The first projectiles came on Thursday, as the remaining Republican presidential candidates descended on the Palmetto State to engage in some good ole-fashion dirt-slinging and innuendo.
Sen. Ted Cruz (R-Texas) looks like the main culprit. His campaign has launched an ad called "Conservative Anonymous" portraying Sen. Marco Rubio (R-Fla.) as an ideological embarrassment and tea party turncoat. It plans another attacking Donald Trump for "a pattern of sleaze." Cruz also seems to be running push polls against Trump, which the real estate mogul has deemed "very sleazy." And according to Ben Carson's campaign, Cruz's allies may be once again spreading rumors that the retired neurosurgeon is dropping out of the race.
"Whether these stories are true or not, I cannot yet confirm, but after the dirty trick they pulled in Iowa, I guess I should not be surprised," reads an email from Carson's campaign chairman.
While Cruz has skipped swiftly toward the gutter, other campaigns are warning that they're ready to join him. A super PAC supporting Ohio Gov.
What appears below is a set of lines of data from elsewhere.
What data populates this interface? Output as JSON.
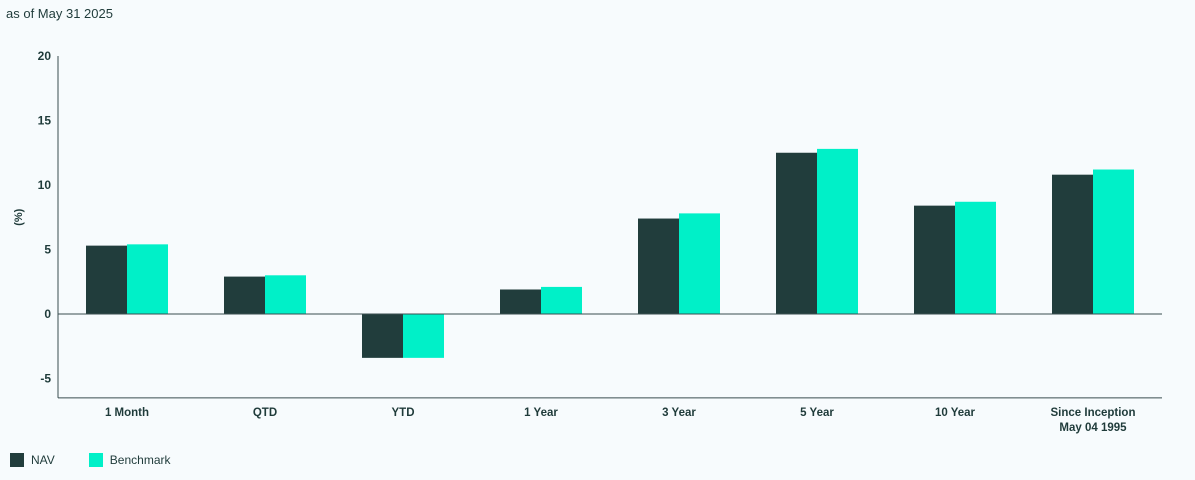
{
  "subtitle": "as of May 31 2025",
  "colors": {
    "nav": "#213d3c",
    "benchmark": "#00f0c8",
    "axis": "#3a4e50"
  },
  "chart_data": {
    "type": "bar",
    "ylabel": "(%)",
    "ylim": [
      -6.5,
      20
    ],
    "yticks": [
      20,
      15,
      10,
      5,
      0,
      -5
    ],
    "categories": [
      "1 Month",
      "QTD",
      "YTD",
      "1 Year",
      "3 Year",
      "5 Year",
      "10 Year",
      "Since Inception|May 04 1995"
    ],
    "series": [
      {
        "name": "NAV",
        "values": [
          5.3,
          2.9,
          -3.4,
          1.9,
          7.4,
          12.5,
          8.4,
          10.8
        ]
      },
      {
        "name": "Benchmark",
        "values": [
          5.4,
          3.0,
          -3.4,
          2.1,
          7.8,
          12.8,
          8.7,
          11.2
        ]
      }
    ],
    "legend": "bottom-left"
  }
}
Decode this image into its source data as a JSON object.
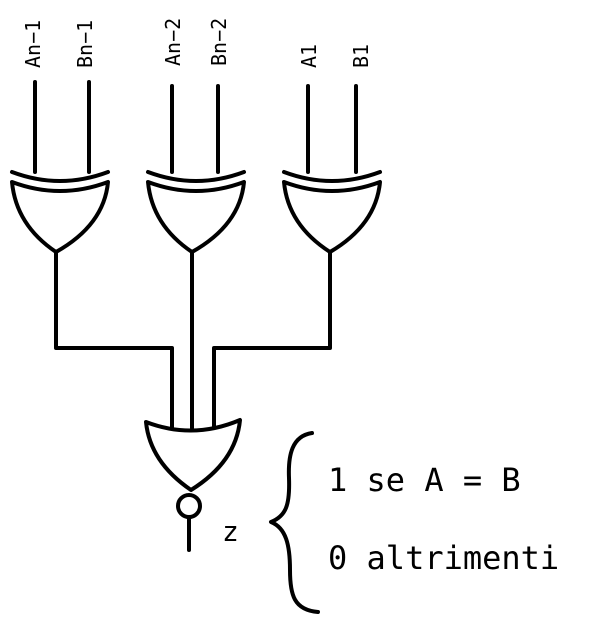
{
  "diagram": {
    "inputs": {
      "an1": "An−1",
      "bn1": "Bn−1",
      "an2": "An−2",
      "bn2": "Bn−2",
      "a1": "A1",
      "b1": "B1"
    },
    "gates": {
      "xor_count": 3,
      "final_gate": "NOR"
    },
    "output": {
      "label": "z"
    },
    "cases": {
      "equal": "1 se A = B",
      "otherwise": "0 altrimenti"
    }
  }
}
John Kasich said it was "prepared to fight back" if former Florida Gov. Jeb Bush went "scorched earth" on Kasich. An aide to Rubio declared that "South Carolina is gonna be a bloodbath."
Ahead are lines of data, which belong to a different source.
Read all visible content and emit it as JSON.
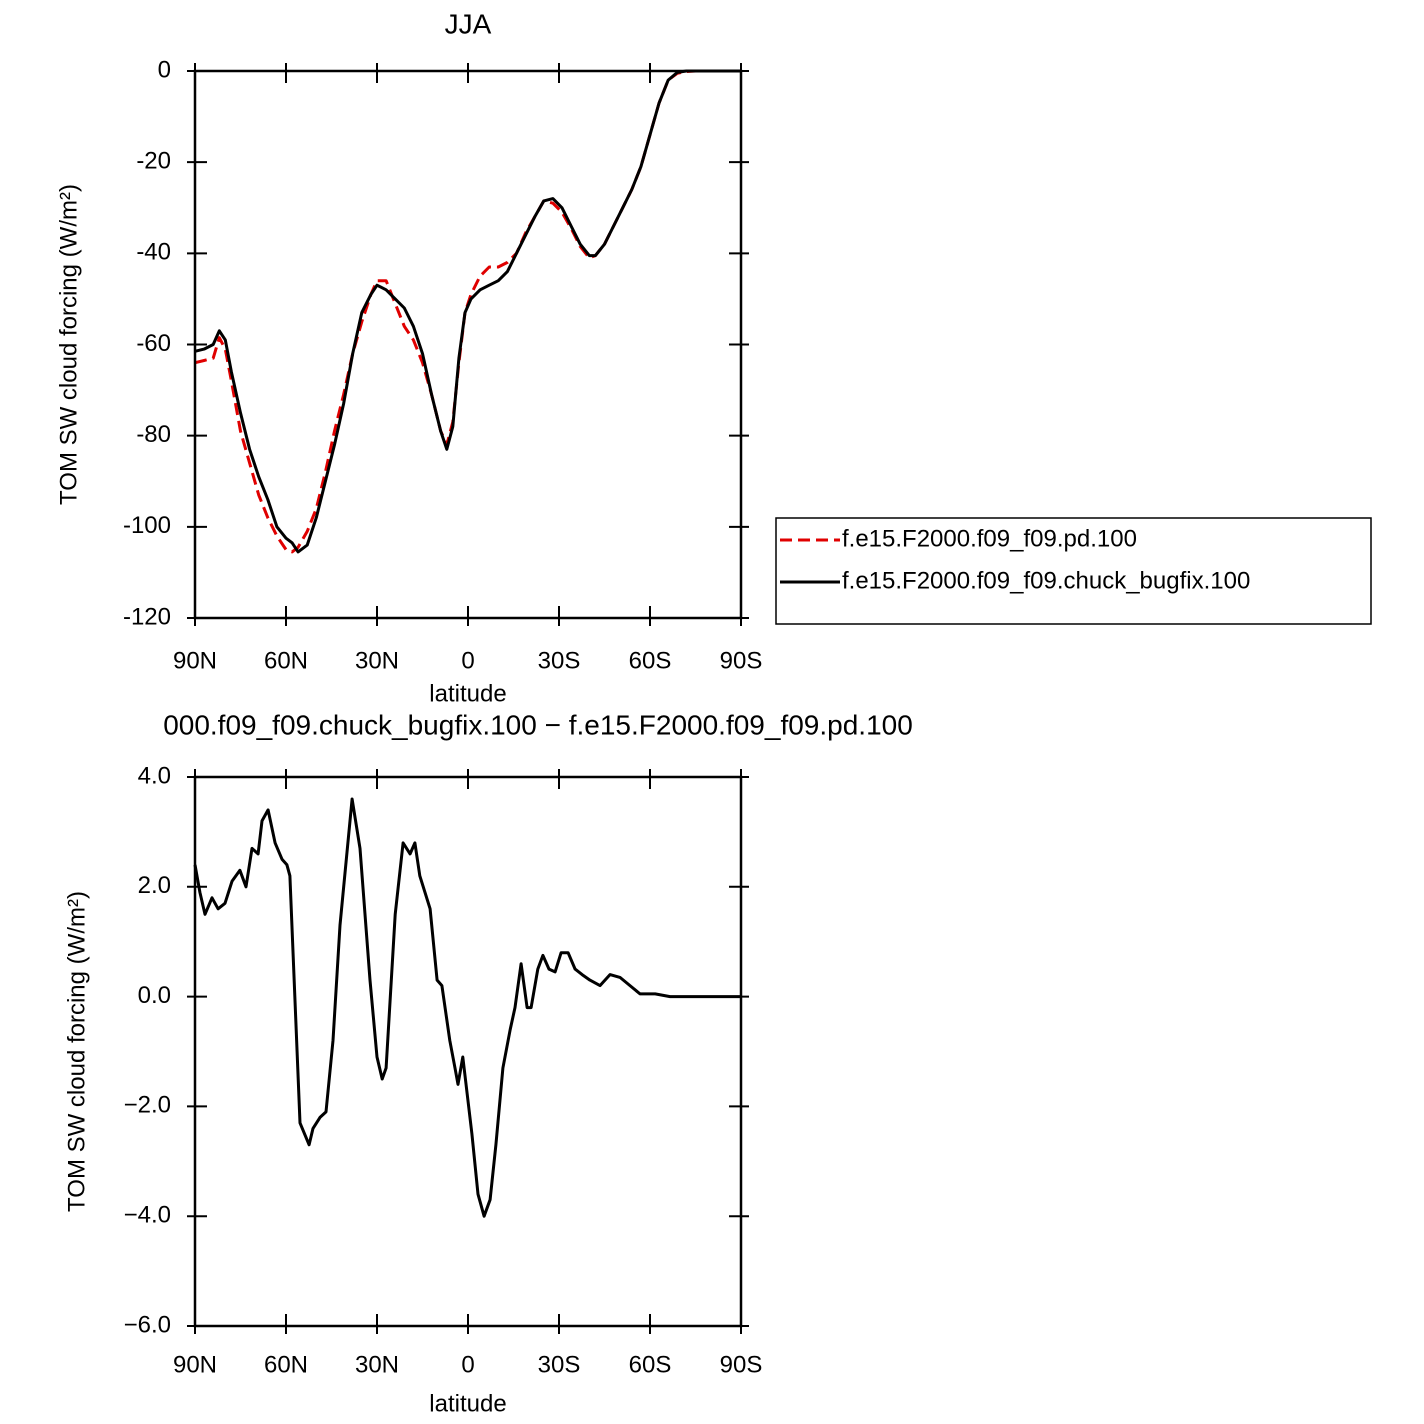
{
  "chart_data": [
    {
      "type": "line",
      "title": "JJA",
      "xlabel": "latitude",
      "ylabel": "TOM SW cloud forcing (W/m²)",
      "xlim": [
        90,
        -90
      ],
      "ylim": [
        -120,
        0
      ],
      "xticks": [
        {
          "value": 90,
          "label": "90N"
        },
        {
          "value": 60,
          "label": "60N"
        },
        {
          "value": 30,
          "label": "30N"
        },
        0,
        {
          "value": -30,
          "label": "30S"
        },
        {
          "value": -60,
          "label": "60S"
        },
        {
          "value": -90,
          "label": "90S"
        }
      ],
      "yticks": [
        0,
        -20,
        -40,
        -60,
        -80,
        -100,
        -120
      ],
      "legend": "right",
      "x": [
        90,
        87,
        84,
        82,
        80,
        78,
        75,
        72,
        69,
        66,
        63,
        60,
        58,
        56,
        53,
        50,
        47,
        44,
        41,
        38,
        35,
        32,
        30,
        27,
        24,
        21,
        18,
        15,
        12,
        9,
        7,
        5,
        3,
        1,
        -1,
        -4,
        -7,
        -10,
        -13,
        -16,
        -19,
        -22,
        -25,
        -28,
        -31,
        -34,
        -37,
        -40,
        -42,
        -45,
        -48,
        -51,
        -54,
        -57,
        -60,
        -63,
        -66,
        -69,
        -72,
        -75,
        -80,
        -85,
        -90
      ],
      "series": [
        {
          "name": "f.e15.F2000.f09_f09.pd.100",
          "color": "#e00000",
          "linestyle": "dashed",
          "values": [
            -64,
            -63.5,
            -63,
            -58.5,
            -61,
            -68,
            -79,
            -86,
            -93,
            -98,
            -102,
            -105,
            -105.5,
            -104.5,
            -101,
            -96,
            -88,
            -79,
            -71,
            -62,
            -55,
            -49,
            -46,
            -46,
            -51,
            -56,
            -59,
            -64,
            -71,
            -79,
            -82,
            -77,
            -64,
            -53,
            -49,
            -45,
            -43,
            -43,
            -42,
            -40,
            -35.5,
            -32,
            -28.5,
            -29,
            -31,
            -34.5,
            -38.5,
            -41,
            -40.5,
            -38,
            -34,
            -30,
            -26,
            -21,
            -14,
            -7,
            -2,
            -0.5,
            -0.1,
            0,
            0,
            0,
            0
          ]
        },
        {
          "name": "f.e15.F2000.f09_f09.chuck_bugfix.100",
          "color": "#000000",
          "linestyle": "solid",
          "values": [
            -61.5,
            -61,
            -60,
            -57,
            -59,
            -66,
            -75,
            -83,
            -89,
            -94,
            -100,
            -102.5,
            -103.5,
            -105.5,
            -104,
            -98,
            -90,
            -82,
            -73,
            -62,
            -53,
            -49,
            -47,
            -48,
            -50,
            -52,
            -56,
            -62,
            -71,
            -79,
            -83,
            -78,
            -63,
            -53,
            -50,
            -48,
            -47,
            -46,
            -44,
            -40,
            -36,
            -32,
            -28.5,
            -28,
            -30,
            -34,
            -38,
            -40.5,
            -40.5,
            -38,
            -34,
            -30,
            -26,
            -21,
            -14,
            -7,
            -2,
            -0.3,
            0,
            0,
            0,
            0,
            0
          ]
        }
      ]
    },
    {
      "type": "line",
      "title": "000.f09_f09.chuck_bugfix.100 − f.e15.F2000.f09_f09.pd.100",
      "xlabel": "latitude",
      "ylabel": "TOM SW cloud forcing (W/m²)",
      "xlim": [
        90,
        -90
      ],
      "ylim": [
        -6,
        4
      ],
      "xticks": [
        {
          "value": 90,
          "label": "90N"
        },
        {
          "value": 60,
          "label": "60N"
        },
        {
          "value": 30,
          "label": "30N"
        },
        0,
        {
          "value": -30,
          "label": "30S"
        },
        {
          "value": -60,
          "label": "60S"
        },
        {
          "value": -90,
          "label": "90S"
        }
      ],
      "yticks": [
        {
          "value": 4,
          "label": "4.0"
        },
        {
          "value": 2,
          "label": "2.0"
        },
        {
          "value": 0,
          "label": "0.0"
        },
        {
          "value": -2,
          "label": "−2.0"
        },
        {
          "value": -4,
          "label": "−4.0"
        },
        {
          "value": -6,
          "label": "−6.0"
        }
      ],
      "color": "#000000",
      "x": [
        90,
        88.4,
        86.7,
        84.4,
        82.4,
        80.1,
        77.8,
        75.2,
        73.2,
        71.2,
        69.2,
        67.9,
        65.9,
        63.6,
        61.3,
        59.7,
        58.7,
        55.4,
        52.4,
        51.1,
        48.8,
        46.8,
        44.5,
        42.2,
        38.2,
        35.6,
        32.3,
        30,
        28.3,
        27,
        24,
        21.4,
        19.1,
        17.5,
        15.9,
        12.5,
        10.2,
        8.6,
        6,
        4.3,
        3.3,
        1.7,
        -1.3,
        -3.3,
        -5.3,
        -7.3,
        -9.2,
        -11.5,
        -13.9,
        -15.5,
        -17.5,
        -19.5,
        -20.8,
        -23,
        -24.7,
        -26.7,
        -28.7,
        -30.7,
        -33,
        -35.3,
        -37.6,
        -40.2,
        -43.5,
        -46.8,
        -50.1,
        -53.4,
        -56.7,
        -61.7,
        -66.6,
        -90
      ],
      "values": [
        2.4,
        1.9,
        1.5,
        1.8,
        1.6,
        1.7,
        2.1,
        2.3,
        2,
        2.7,
        2.6,
        3.2,
        3.4,
        2.8,
        2.5,
        2.4,
        2.2,
        -2.3,
        -2.7,
        -2.4,
        -2.2,
        -2.1,
        -0.8,
        1.3,
        3.6,
        2.7,
        0.3,
        -1.1,
        -1.5,
        -1.3,
        1.5,
        2.8,
        2.6,
        2.8,
        2.2,
        1.6,
        0.3,
        0.2,
        -0.8,
        -1.3,
        -1.6,
        -1.1,
        -2.5,
        -3.6,
        -4,
        -3.7,
        -2.7,
        -1.3,
        -0.6,
        -0.2,
        0.6,
        -0.2,
        -0.2,
        0.5,
        0.75,
        0.5,
        0.45,
        0.8,
        0.8,
        0.5,
        0.4,
        0.3,
        0.2,
        0.4,
        0.35,
        0.2,
        0.05,
        0.05,
        0,
        0
      ]
    }
  ]
}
This all fits with tradition. South Carolina was the state where false rumors that Sen. John McCain (R-Ariz.) had fathered an illegitimate black child derailed him in 2000; where fake Mitt Romney Christmas cards (with passages from the Book of Mormon) were mailed to Republicans; and where the current governor, Nikki Haley, was accused of having an affair during her run for office. It's so bad that the Charleston Post and Courier has a web page asking people to help it track all the whisper campaigns in the state.
Dirty tricks are a feature, not a bug, of the presidential nominating process. They serve one useful purpose: showing which candidate has the stamina and mental fortitude to deal with heaping piles of shit -- which is definitely an aspect of the job they're applying for.
Former Minnesota Gov. Tim Pawlenty touched on this during his recent sit-down with the HuffPost podcast Candidate Confessional. (The remarks come around minute 13:00.)
"George Bush said something to me once when he was running against, I guess it was John Kerry," Pawlenty recalled of the 2004 presidential election. "I was on the campaign bus with him in Minnesota, and he said, 'Look, if you haven't done this before, been really close to it, this thing is a gantlet the length of which, the intensity of which, you just can't fathom until you've done it. And the amount of daily, hourly, now minute-by-minute concentration that this takes is enormous.'"
"And he posited, and I'm paraphrasing here, that Kerry was going to break underneath that. And he did."